I did some calculations using the actual profit and loss statements from one of my own full-service restaurants. They showed that eliminating the tip credit would increase my labor costs by nearly 25%, more than enough to wipe out any annual profit. And if published industry standards are correct, the same would hold true for lower-volume full-service restaurants as well.
So, if tipped employees are already guaranteed to make the “fair wage” that all other workers in Chicago are guaranteed, why is this ordinance being introduced at all? I’m no political guru, but it certainly doesn’t take one to conclude that pro-labor Mayor Brandon Johnson might be the driving force. After all, he made elimination of the tip credit a campaign pledge. And based on the name of the proposed ordinance, one might also easily conclude that the One Fair Wage organization is also involved.

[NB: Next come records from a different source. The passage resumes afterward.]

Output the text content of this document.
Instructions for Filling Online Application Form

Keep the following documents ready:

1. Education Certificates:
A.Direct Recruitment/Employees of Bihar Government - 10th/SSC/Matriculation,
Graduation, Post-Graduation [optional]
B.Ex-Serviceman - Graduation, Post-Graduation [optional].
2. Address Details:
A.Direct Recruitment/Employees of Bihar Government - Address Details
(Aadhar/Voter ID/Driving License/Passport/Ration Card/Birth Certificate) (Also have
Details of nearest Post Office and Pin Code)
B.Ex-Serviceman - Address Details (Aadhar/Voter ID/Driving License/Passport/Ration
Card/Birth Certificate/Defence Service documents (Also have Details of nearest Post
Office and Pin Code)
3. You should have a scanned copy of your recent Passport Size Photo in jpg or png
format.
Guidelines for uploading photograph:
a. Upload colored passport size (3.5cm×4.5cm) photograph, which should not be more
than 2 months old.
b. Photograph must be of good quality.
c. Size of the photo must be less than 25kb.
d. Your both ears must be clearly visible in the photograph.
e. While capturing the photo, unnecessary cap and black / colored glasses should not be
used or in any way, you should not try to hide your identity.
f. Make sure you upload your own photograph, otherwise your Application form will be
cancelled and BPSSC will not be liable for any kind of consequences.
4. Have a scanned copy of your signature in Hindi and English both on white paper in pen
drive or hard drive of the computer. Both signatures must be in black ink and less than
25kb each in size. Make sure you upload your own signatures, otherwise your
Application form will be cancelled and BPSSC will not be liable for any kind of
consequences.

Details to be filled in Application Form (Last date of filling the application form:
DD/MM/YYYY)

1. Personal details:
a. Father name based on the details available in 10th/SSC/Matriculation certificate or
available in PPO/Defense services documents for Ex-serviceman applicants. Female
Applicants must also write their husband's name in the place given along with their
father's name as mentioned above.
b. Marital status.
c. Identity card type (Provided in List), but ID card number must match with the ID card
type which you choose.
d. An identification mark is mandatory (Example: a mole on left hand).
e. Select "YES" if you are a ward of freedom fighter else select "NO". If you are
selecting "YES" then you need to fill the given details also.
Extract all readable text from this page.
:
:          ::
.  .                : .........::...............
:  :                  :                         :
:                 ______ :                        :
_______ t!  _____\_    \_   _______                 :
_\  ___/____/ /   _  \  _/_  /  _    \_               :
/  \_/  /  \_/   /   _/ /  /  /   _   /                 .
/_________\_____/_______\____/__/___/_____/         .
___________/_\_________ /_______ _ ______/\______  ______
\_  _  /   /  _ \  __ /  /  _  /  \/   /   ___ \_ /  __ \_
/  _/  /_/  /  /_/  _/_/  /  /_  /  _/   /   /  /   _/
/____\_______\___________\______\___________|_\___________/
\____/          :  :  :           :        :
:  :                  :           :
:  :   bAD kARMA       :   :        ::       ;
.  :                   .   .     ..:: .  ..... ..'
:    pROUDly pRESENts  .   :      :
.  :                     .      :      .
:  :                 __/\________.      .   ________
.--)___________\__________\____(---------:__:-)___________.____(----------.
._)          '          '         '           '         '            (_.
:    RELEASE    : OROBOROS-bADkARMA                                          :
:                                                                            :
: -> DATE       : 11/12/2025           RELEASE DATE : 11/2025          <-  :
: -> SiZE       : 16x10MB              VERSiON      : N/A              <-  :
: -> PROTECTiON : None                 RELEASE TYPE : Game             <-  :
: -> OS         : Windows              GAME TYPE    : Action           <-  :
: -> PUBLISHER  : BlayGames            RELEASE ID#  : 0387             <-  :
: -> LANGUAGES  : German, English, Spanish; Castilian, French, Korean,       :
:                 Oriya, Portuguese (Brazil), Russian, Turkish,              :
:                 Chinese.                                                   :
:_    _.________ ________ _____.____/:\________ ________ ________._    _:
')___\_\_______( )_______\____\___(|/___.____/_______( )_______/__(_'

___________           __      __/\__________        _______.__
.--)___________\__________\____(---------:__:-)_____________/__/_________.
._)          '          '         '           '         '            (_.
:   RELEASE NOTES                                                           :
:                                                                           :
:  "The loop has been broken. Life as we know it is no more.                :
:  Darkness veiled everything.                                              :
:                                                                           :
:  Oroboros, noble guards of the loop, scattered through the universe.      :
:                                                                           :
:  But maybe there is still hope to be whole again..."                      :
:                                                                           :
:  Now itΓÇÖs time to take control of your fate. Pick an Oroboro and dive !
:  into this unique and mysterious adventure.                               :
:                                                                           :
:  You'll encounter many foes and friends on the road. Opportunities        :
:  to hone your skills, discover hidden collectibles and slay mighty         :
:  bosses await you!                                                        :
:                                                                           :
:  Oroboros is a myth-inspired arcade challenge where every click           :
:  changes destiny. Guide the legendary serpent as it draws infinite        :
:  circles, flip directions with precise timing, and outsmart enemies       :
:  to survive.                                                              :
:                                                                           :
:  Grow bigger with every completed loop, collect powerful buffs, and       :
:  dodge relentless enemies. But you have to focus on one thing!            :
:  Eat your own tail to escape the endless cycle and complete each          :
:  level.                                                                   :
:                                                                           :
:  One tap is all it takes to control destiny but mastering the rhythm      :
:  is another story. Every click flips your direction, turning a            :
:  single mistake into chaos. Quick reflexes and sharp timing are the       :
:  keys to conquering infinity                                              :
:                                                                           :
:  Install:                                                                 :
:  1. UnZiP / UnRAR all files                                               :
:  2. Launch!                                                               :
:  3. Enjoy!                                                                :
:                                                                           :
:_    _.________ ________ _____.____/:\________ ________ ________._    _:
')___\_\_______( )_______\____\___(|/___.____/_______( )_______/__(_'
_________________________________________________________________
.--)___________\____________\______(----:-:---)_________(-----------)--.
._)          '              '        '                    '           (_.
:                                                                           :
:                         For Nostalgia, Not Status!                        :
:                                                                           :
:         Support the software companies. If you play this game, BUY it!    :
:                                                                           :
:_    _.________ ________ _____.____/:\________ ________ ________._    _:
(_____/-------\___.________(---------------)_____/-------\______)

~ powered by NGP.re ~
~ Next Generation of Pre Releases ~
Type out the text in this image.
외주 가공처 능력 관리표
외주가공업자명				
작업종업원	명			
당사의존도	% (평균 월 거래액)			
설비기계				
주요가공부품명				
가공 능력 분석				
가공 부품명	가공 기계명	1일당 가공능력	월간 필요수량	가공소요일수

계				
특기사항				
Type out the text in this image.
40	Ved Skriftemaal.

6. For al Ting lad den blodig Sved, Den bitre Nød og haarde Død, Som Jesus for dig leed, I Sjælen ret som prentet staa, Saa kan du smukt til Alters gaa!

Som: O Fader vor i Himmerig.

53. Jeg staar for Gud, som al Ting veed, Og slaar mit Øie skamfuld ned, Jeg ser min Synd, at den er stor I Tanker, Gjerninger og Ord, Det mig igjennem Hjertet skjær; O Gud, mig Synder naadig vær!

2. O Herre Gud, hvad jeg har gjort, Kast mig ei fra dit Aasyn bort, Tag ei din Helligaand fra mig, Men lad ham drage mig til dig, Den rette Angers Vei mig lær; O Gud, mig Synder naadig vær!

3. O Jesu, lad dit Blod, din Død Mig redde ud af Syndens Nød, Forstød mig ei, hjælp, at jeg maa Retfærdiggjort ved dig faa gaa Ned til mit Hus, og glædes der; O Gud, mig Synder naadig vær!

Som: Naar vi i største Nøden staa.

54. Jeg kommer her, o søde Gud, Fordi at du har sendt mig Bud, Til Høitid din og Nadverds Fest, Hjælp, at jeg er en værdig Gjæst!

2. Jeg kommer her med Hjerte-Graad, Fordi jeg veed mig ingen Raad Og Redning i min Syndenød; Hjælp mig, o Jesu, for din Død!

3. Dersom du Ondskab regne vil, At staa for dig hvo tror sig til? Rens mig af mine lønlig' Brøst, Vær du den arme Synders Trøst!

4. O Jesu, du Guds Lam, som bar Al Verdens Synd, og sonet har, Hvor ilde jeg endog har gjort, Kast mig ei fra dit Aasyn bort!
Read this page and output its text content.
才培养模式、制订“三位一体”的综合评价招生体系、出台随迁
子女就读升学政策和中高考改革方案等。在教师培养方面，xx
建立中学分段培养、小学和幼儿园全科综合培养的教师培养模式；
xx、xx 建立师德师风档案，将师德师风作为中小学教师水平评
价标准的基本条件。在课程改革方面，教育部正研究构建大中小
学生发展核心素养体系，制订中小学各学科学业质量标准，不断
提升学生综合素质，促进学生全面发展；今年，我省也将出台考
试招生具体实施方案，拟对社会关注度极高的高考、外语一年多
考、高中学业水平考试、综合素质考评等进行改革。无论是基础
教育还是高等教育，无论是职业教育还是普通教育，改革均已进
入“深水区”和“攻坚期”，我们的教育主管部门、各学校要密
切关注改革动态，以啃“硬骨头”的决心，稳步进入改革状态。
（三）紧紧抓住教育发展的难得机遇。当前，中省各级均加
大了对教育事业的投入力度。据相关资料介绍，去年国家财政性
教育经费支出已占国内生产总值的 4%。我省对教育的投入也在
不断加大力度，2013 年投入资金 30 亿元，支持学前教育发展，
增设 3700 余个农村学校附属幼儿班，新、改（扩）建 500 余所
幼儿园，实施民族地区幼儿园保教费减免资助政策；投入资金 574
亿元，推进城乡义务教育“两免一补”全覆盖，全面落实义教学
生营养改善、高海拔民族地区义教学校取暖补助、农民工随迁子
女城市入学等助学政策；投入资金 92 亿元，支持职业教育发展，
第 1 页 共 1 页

One Fair Wage is a nonprofit that, according to The Wall Street Journal, “is pushing bills and ballot measures in 25 states to raise wages and eliminate what it considers to be a ‘sub-minimum wage’ for tipped workers.” According to FSR, a restaurant trade magazine, the group has launched a $25 million campaign to achieve this goal by 2026. Passage of the proposed Chicago ordinance would be a massive PR win for One Fair Wage. Unfortunately for us all, it would also cause massive collateral damage not only to Chicago businesses that rely on the tip credit, but also to the guests who patronize them.
Full-service restaurant owners like me will be left with only three options, none of which are good.
Option one would be, of course, to raise prices by about 5%, but owners are already struggling with that by tacking on service charges and credit card fees at the bottom of checks to hide the true cost of meals. And there’s really not much more that diners are willing to swallow.
Option two is to invest in technology to eliminate tipped jobs. In order to survive, full-service dining could easily morph into a scenario where after being seated, perhaps by a robot, guests order through their phones, with food and drinks being delivered by runners, or another bot.
Option three is the doomsday scenario: close. In reality, none of these choices is good for Chicago’s businesses, their employees or their patrons.
Our city has already solved the “one fair wage” problem. Passing an ordinance with the same name is just a PR stunt that will only hurt our city and everyone in it.
Dan Rosenthal has owned and operated restaurants in Chicago for more than 35 years, including several Sopraffinas, Trattoria No. 10 and the original Harry Caray’s.